À lire le père des Misérables, « l’homme qui a gagné la bataille de Waterloo, c’est Cambronne ». Contre l’Europe
coalisée pour mettre un terme à la geste napoléonienne, contre le sort funeste des armes, un officier français, à la tête d’une poignée de survivants, aurait renversé le cours de l’histoire d’un simple « merde » jeté à ses adversaires… Et Victor Hugo de s’envoler : « Foudroyer d’un tel mot le tonnerre qui vous tue, c’est vaincre. » Au soir du 18 juin 1815, sur la terre de Belgique retournée par les boulets et les sabots des chevaux, au milieu du chaos qui accompagne le crépuscule des batailles, le commandant du 1er régiment de chasseurs à pied de la garde impériale est toujours debout. D’une certaine manière, Pierre Jacques Étienne Cambronne n’est pas là par hasard. Ce Nantais de naissance s’est enrôlé dès 1792 et fut de toutes les guerres de la Révolution et de l’Empire. Baron et général de brigade, il fait partie des fidèles qui ont accompagné Napoléon sur l’île d’Elbe, dont il devint gouverneur militaire. Artisan du retour de l’Empereur en mars 1815, il participe naturellement à la campagne de Belgique, au sein de la garde impériale, cette unité d’élite composée des soldats les plus méritants.

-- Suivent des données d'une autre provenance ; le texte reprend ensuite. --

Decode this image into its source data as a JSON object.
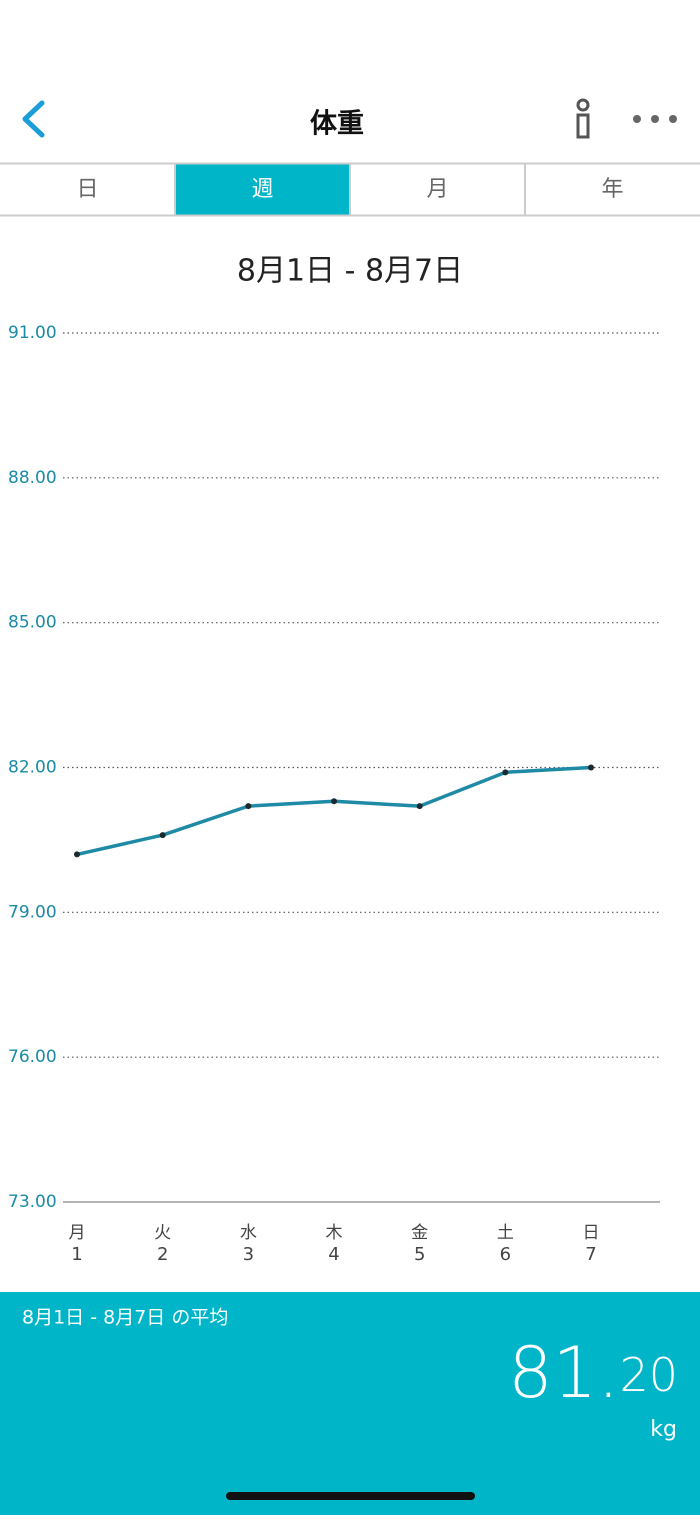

Alors que les restes de l’armée française se replient et que Napoléon lui-même a quitté le champ de bataille de Waterloo, Cambronne tente de maintenir la cohésion du dernier carré. Sous les boulets et la mitraille, ses hommes, baïonnette au canon, résistent encore aux assauts ennemis. Un général anglais s’approche ; il lui propose une sortie honorable en mettant bas les armes. Par fierté de soldat ou par désespoir de voir son monde s’effondrer, Cambronne répond par la négative. Le feu reprend. Les rangs sont décimés. Le brave s’écroule, touché d’une balle à la tête. Si l’Empire est mort, Cambronne est toujours vivant. Retrouvé par les Anglais au milieu des cadavres, il est soigné et envoyé en captivité…
En France, moins d’une semaine après l’événement, Le Journal général revient sur la résistance du dernier carré de Waterloo. Il prête à Cambronne, dont on ignore pour l’instant le sort, non pas un mot scabreux, mais une saillie bien plus héroïque : « La Garde impériale meurt mais ne se rend pas ! » Le gazetier ne dispose pourtant d’aucun témoignage de première main, puisque les quelques survivants de cet épisode ne sont pas encore revenus. Qu’importe, la formule est lâchée. Elle va se répandre comme une traînée de poudre, reproduite dans de nombreux journaux et même reprise sur les bancs de la Chambre des représentants. Cette garde qui ne se rend pas, c’est un peu l’idée d’une époque toujours vivante, comme un réflexe de survie pour une partie des Français qui voient les alliés occuper le territoire national et les Bourbons remonter sur le trône…
Alors que la formule s’apprête à connaître une incroyable postérité, source d’inspiration pour une foule d’auteurs et d’artistes, Cambronne, lui, est rentré en France. Traduit devant le conseil de guerre, mis en accusation pour trahison, il est finalement acquitté en avril 1816. Pardonné par Louis XVIII, qui ne peut se passer d’officiers d’expérience, il prend le commandement de la place de Lille en 1820, puis obtient le titre de vicomte. Décédé en 1842, sa ville de Nantes lui érige en 1848 une statue, dont le socle arbore toujours la célèbre formule. Tout serait pour le mieux, si ce n’est que ces quelques mots gravés sur une plaque de métal pour la postérité, Cambronne lui-même nia toute sa vie les avoir jamais prononcés ! Un jour, en plaisantant, il aurait même livré : « Je n’ai pas pu dire : “La Garde meurt mais ne se rend pas”, puisque je ne suis pas mort et que je me suis rendu. » Honnête, Cambronne ne souhaitait pas endosser la paternité de cette formule, d’autant plus qu’à la même époque, les héritiers du général Michel firent tout pour qu’elle soit attribuée à leur père, tué à Waterloo. En vain. Car la légende est souvent plus tenace que la réalité.
De réalité, justement, il en est peut-être question lorsqu’on revient au fameux « merde » immortalisé par Victor Hugo. Quelques semaines après Waterloo, toujours aux mains des Anglais, alors qu’on lui annonce que tout-Paris le glorifie pour son héroïque répartie, Cambronne lâche : « Je n’ai pas dit ce qu’on m’attribue, j’ai répondu autre chose… » Revenu en France, ayant retrouvé une position sociale, le général n’osera jamais donner le « fin mot » de cette affaire, se contentant d’avouer qu’il a répondu aux Anglais des « mots moins brillants peut-être, mais d’une énergie plus soldatesque ».